If those conditions are met, the Eurogroup would meet again on Wednesday, he said.
The hard line in the new five-day deadline from the eurozone was clear. "The Greeks have to help themselves. There is no other way," French central bank governor Christian Noyer told Europe 1 radio.
Greek unions went ahead with the general strike against what they describe as "barbaric" wage and pension cuts. This backs up a 24-hour general strike held three days ago. More protests are planned for the weekend.
The measures they are trying to sign and ratify will be the tombstone of Greece," said Nikos, one demonstrating pensioner.
"The people must take matters into their own hands," added Constantinos Amonas, a plastics factory worker. "They should not wait, they should not be fooled by the political parties," he said.

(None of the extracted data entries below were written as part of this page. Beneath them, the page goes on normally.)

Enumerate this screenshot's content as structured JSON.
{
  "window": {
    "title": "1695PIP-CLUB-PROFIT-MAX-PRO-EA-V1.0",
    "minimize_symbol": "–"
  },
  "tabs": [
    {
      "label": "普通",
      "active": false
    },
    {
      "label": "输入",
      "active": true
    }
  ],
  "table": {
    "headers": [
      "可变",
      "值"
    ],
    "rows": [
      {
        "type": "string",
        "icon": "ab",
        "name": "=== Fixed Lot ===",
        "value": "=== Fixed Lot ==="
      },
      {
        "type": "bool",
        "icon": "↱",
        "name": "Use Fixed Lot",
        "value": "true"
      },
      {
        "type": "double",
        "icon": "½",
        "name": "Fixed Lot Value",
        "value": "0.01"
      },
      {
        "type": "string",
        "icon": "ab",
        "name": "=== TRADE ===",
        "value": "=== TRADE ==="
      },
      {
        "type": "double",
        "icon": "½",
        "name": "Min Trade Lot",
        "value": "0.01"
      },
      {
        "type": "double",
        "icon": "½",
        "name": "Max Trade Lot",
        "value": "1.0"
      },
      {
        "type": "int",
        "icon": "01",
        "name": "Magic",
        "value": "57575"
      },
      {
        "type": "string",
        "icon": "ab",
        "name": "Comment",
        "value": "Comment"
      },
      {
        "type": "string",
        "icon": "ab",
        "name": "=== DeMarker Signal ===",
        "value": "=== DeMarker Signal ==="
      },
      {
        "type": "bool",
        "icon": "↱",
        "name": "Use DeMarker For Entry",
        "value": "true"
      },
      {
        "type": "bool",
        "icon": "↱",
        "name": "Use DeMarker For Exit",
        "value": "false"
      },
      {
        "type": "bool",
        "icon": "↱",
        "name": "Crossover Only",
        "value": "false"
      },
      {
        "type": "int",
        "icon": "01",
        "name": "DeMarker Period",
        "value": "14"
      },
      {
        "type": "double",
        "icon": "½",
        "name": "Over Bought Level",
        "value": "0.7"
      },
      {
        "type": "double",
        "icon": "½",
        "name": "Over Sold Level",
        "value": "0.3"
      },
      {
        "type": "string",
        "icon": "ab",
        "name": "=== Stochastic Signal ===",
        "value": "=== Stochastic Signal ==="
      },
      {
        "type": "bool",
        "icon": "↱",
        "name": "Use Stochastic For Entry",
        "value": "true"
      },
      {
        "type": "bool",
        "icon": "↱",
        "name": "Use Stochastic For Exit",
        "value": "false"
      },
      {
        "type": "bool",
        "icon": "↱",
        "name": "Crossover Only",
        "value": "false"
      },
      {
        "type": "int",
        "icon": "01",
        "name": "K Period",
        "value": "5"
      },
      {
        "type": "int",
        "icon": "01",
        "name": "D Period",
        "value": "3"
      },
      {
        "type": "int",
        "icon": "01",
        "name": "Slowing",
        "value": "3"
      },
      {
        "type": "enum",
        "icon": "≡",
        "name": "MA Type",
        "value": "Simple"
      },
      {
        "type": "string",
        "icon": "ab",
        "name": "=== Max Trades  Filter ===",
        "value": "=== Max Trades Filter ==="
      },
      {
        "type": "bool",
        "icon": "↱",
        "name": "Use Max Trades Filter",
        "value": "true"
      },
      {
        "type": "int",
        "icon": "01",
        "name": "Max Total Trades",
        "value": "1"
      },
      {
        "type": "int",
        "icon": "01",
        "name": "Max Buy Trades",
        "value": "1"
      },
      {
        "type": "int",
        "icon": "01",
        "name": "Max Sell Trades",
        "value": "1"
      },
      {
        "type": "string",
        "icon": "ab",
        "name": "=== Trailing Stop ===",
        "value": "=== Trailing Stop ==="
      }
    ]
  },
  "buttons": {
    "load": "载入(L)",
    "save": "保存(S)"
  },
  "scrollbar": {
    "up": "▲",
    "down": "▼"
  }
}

Greece on Thursday had announced a last-minute general accord among the coalition parties on alternative ways of finding budget savings demanded by the European Union and International Monetary Fund.
But it turned out that in the eyes of eurozone finance ministers there was still a shortfall and they were not prepared to accept this "general agreement" by Greek politicians.
Instead the eurozone wants cast-iron commitments on the numbers.
Financial markets reacted negatively to the latest developments, with stock exchanges falling -- the Athens bourse slumped 3.23 percent.
The tough position by European leaders echoes a change of tone in comment which until now had held that a departure of Greece from the eurozone could not be contemplated.
Greek Finance Minister Evangelos Venizelos told reporters in Brussels Thursday that Greece's place in the eurozone was in the hands of the country's conservative party, the senior coalition party alongside his Socialists.
"It must decide -- if they want (Greece) to stay in the eurozone, they have to say so clearly. If they don't, then they have to say that clearly as well," Venizelos said.